Relativamente alla performance dell’azionario post big events, mi pare di notare un pattern, di recente. Di fronte a dati o eventi percepiti come importanti (es CPI, PCE, Payrolls, discorsi di Powell, FOMC) gli investitori, che sono piuttosto carichi, accumulano hedging, per proteggersi da reazioni scomposte a sorprese particolarmente negative. Dopodichè, se l’evento non rappresenta uno shock negativo particolare, la domanda di hedging scompare, lestrutture di copertura esistenti scadono, o vengono smontate, la volatilità viene massicciamente venduta e crolla, e il mercato ne riceve una spinta al rialzo che va ad esaltare il sollievo dell’azionario.
Il grafico intraday del Vix, con un crollo in concomitanza con l’uscita del numero di cpi, sembra avvalorare questa tesi.
Vedremo se l’assestarsi della volatilità produrrà un qualche genere di correzione del movimento odierno. Al momento vale forse la pena di osservare che nonostante il -7% odierno (mentre scrivo) il Vix è ancora in trend crescente da fine 2024, cosa che a volte viene messa in relazione con la parte finale di un trend rialzista, anche se a volte implica solo una crescente domanda di esposizione tramite opzioni, che può essere anche al rialzo.
Nel pomeriggio abbiamo potuto anche dilettarci con l’eloquenza di Holzmann, che non ha aggiunto granchè al recente dibattito.
*ECB RATE CUT MORE LIKELY IN JUNE THAN APRIL: HOLZMANN TO MNI
*ECB MUST CONFIRM PROJECTIONS AMID HIGH UNCERTAINTY: HOLZMANN
*ECB’S HOLZMANN: CUTTING BEFORE FED IS NOT WITHOUT RISK
Le chiusure europee vedono una volta di più l’azionario in grande spolvero, con nuovi massimi per Eurostoxx 50, Dax, CAC, FTSE Mib, Ibex, tra gli altri. E’ un fatto che l’azionario continentale non ha corretto granchè dietro a quello USA e lo sta outperformando al rialzo, per motivi che personalmente mi sfuggono, almeno quelli di tipo fondamentale. Tra i settori spiccano ancora le banche, fortissime, e oggi le auto, protagoniste di un inversione di tendenza dalla debolezza iniziale. Bene ovviamente anche il tech e gli altri ciclici, male i difensivi e il real estate.
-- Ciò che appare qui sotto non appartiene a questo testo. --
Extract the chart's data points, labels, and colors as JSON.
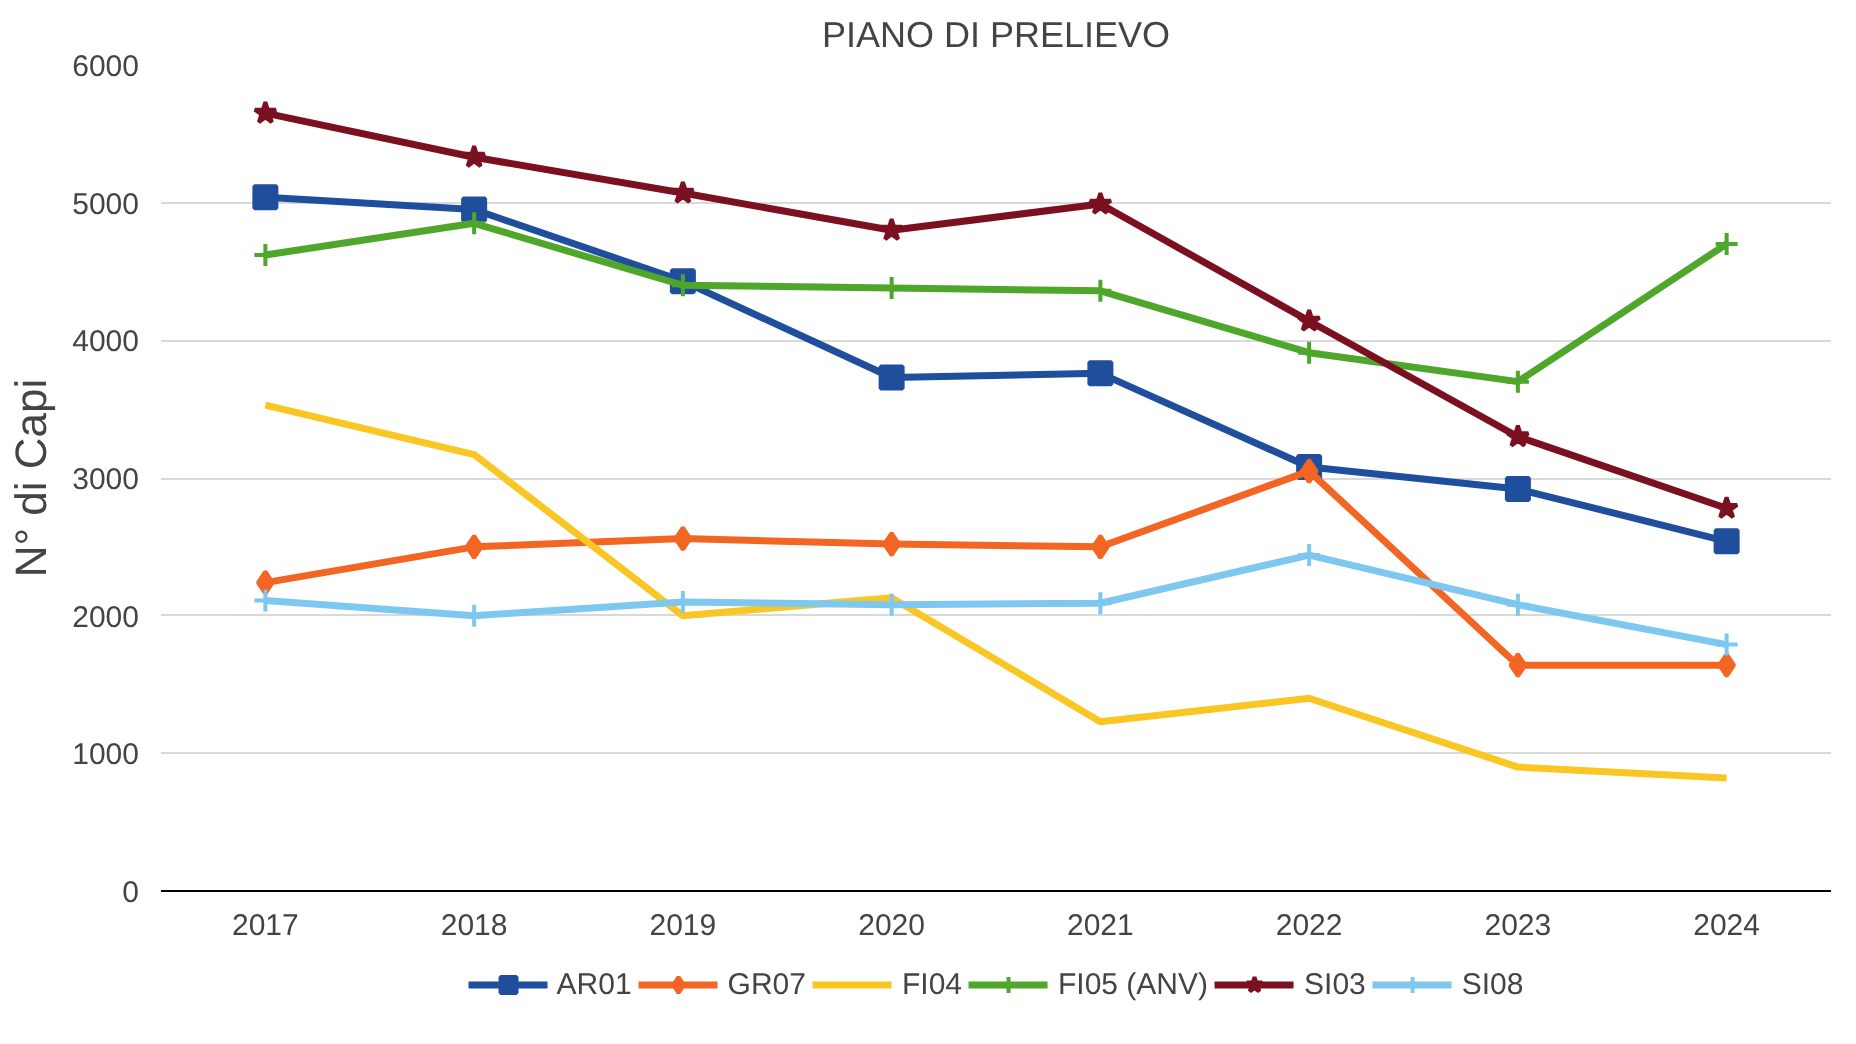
{
  "chart_data": {
    "type": "line",
    "title": "PIANO DI PRELIEVO",
    "ylabel": "N° di Capi",
    "categories": [
      "2017",
      "2018",
      "2019",
      "2020",
      "2021",
      "2022",
      "2023",
      "2024"
    ],
    "ylim": [
      0,
      6000
    ],
    "yticks": [
      0,
      1000,
      2000,
      3000,
      4000,
      5000,
      6000
    ],
    "grid": "y",
    "legend": "bottom",
    "line_style": "solid",
    "series": [
      {
        "name": "AR01",
        "color": "#1f4e9c",
        "marker": "square",
        "values": [
          5040,
          4950,
          4430,
          3730,
          3760,
          3080,
          2920,
          2540
        ]
      },
      {
        "name": "GR07",
        "color": "#f26522",
        "marker": "diamond",
        "values": [
          2240,
          2500,
          2560,
          2520,
          2500,
          3050,
          1640,
          1640
        ]
      },
      {
        "name": "FI04",
        "color": "#f9c623",
        "marker": "none",
        "values": [
          3530,
          3170,
          2000,
          2130,
          1230,
          1400,
          900,
          820
        ]
      },
      {
        "name": "FI05 (ANV)",
        "color": "#4ea72a",
        "marker": "cross",
        "values": [
          4620,
          4850,
          4400,
          4380,
          4360,
          3910,
          3700,
          4700
        ]
      },
      {
        "name": "SI03",
        "color": "#7b1020",
        "marker": "star",
        "values": [
          5650,
          5330,
          5070,
          4800,
          4990,
          4140,
          3300,
          2780
        ]
      },
      {
        "name": "SI08",
        "color": "#7ec8f0",
        "marker": "cross",
        "values": [
          2110,
          2000,
          2100,
          2080,
          2090,
          2440,
          2080,
          1790
        ]
      }
    ]
  }
}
Relativamente ai bonds, quello core si sono fatti contagiare dal rialzo di quelli USA, ad eccezione del BTP, che se vede salire i rendimenti sulla parte 2 anni, riscontra cali dai 5 anni in su. Così lo spread coglie un nuovo minimo, a 127 addirittura. Devo dire che su questi livelli mi appare davvero un po’ tirato, considerando quanto riportato i giorni scorsi su i)la revisione al rialzo del deficit, ii)dal punto di vista politico la Lega che inizia la campagna elettorale attaccando l’Europa , e sullo sfondo iii) le elezioni europee e iiii) la possibilità di avere Trump alla Casa Bianca a fine Novembre. Ma finchè c’è questo risk appetite spumeggiante, sembra improbabile una grossa correzione.
Il CPI USA non ha influenzato granchè i cambi, mentre un po’ ha gravato sulle commodity, in particolare i preziosi.
Dopo la chiusura EU, un asta treasury a 10 anni debole come domanda e con rendimento d’asta sopra il secondario ha accentuato un po’ la salita dei rendimenti, ma Wall Street per ora non si è fatta impressionare.